Almost all of us have been sidelined with troublesome back pain at some point — you may even be a little stiff and sore right now! To sidestep the risk of back pain and get speedy relief if you’re already achy, try one (or more) of these proven, simple back pain remedies.
Soak in the tub.
Relaxing in a hot bath — or curling up with a heating pad — for 20 minutes daily provides 33 percent faster relief than any other remedy, including pain meds, Norwegian researchers report. More good news: Even when your back is feeling fine, just warming it up four times weekly could cut your risk of future pain flares by as much as 45 percent. That’s because heat boosts blood flow to sore muscles, which relaxes them, promotes healing and flushes out pain-triggering inflammation.
Stretch for 2 minutes.
Pause two minutes each hour to gently arch your back while breathing deeply, and you could cut your risk of back pain by as much as 67 percent, plus heal 50 percent faster if you’re stiff right now. Explains Christine Wiebking, PhD, stretching and deep breathing reduce the production of stress hormones that tighten muscles and irritate pain nerves.
Support your spine.
Good posture prevents strain on your spine’s delicate vertebrae, cutting your risk of chronic back pain by 70 percent. Pain specialist Lei Yang, MD, adds that good sitting posture is especially important because most of us spend hours in chairs every day. Support your spine by tucking a rolled-up towel between your lower back and your seat back.
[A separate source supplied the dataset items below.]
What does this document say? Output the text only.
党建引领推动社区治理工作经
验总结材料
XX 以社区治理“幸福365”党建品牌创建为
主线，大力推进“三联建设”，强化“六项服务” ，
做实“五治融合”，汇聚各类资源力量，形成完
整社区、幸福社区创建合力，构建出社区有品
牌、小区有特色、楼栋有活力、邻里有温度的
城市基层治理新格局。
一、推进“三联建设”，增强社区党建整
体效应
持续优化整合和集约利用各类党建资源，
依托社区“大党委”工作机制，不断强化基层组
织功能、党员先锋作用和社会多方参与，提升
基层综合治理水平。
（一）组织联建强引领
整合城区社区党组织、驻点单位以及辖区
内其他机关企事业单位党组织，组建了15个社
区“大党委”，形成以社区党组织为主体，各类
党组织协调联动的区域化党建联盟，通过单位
Try an alternative to NSAIDs.
Taking 2,000 mg. of omega-3s daily can tamp down back pain as effectively as NSAIDs — plus help prevent pain flares for 67 percent of folks. One to try: Life Extension Super Omega-3 (Buy from LifeExtension.com, $24.75). Note: Check with your doctor before supplementing.
Enjoy a delicious fix.
Juicy peaches can cut chronic backaches by 46 percent and reduce your risk of flares by 50 percent, say British researchers. That’s because a compound in peaches (beta-cryptoxanthin) calms pain nerves and speeds the healing of worn and damaged cartilage.